本当に少数の、伊東乾、茂木健一郎、左巻健男クラスの碩学が全体を広く浅く把握できていればそれで上等なのだと思います。そこから先。温故知新。古きを訪ねるタイプと新しきを知るタイプにも分かれる。どちらも重要。
ただ、過去に何度も触れていますが「碩学」は温故も知新も得意なタイプが多い。本当に、過去から誰も気付かなかった真理を見つけ出し、新しい創造をしてしまう。当然それは専門家たちの多大な努力の土台があったればこそなのですが。まあだから嫌われるんですけどね(笑)
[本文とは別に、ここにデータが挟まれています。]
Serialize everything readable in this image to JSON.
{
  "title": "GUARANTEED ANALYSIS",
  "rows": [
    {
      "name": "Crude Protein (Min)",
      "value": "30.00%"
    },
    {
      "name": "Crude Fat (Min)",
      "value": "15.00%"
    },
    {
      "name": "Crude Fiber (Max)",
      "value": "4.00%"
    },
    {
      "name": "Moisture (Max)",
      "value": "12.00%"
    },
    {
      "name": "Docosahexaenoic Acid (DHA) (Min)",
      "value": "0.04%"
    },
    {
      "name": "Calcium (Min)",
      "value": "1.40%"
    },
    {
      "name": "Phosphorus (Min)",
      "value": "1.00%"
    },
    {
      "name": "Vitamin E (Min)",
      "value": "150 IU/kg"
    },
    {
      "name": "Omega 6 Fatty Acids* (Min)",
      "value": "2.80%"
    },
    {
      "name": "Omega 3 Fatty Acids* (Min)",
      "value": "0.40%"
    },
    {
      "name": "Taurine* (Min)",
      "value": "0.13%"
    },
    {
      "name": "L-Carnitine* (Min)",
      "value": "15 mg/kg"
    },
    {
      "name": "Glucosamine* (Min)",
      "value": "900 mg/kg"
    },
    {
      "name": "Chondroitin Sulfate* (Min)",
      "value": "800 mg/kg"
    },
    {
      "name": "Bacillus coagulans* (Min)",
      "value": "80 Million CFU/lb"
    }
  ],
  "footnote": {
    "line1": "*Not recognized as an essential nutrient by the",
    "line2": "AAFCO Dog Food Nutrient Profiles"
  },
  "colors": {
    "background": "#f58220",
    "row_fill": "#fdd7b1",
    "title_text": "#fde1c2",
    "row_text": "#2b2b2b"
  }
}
ひとりの人間がすべてを知り尽くすなんて無理だ。人生に限界はある。でもそれでいいんだと思います。間違えた部分は後世の研究者たちが是正すればよいこと。アリストテレスもプラトンも間違えた。伊東乾だって間違いはある。正解だった研究は伸ばし間違えた研究は正していく。その繰り返しで進歩する。
また、ここからは「碩学」の研究の話になりますが。「碩学」の本質は「温故知新」であるといえる。目先のトレンドや偏狭な専門性に囚われず、悠久の歴史の文脈から浅く広い見識で誰も読み取れていなかった真理を見抜き、そこから碩学的にいくつもの分野を横断、応用していくことにより乗数倍の効用を得ることができる。
創造とは決して無から有を生み出すことではなく、他者が、専門家が気づかなかった真理を碩学的な視点で見抜き、それをさらに複数分野に応用していく。一粒で3度4度おいしいといいますか。美味しい所を根こそぎ奪っていく貪欲性も碩学の特長であると。
これは、伊東乾、左巻健男、茂木健一郎。あるいは東浩紀、宮台真司のやり方を見ていても通底していると確信している。また、人間は年齢を重ねるごとに碩学的になっていくという共通性を持つ。どんなレベルの仕事でも年寄りの知恵を侮れない理由のひとつでもある。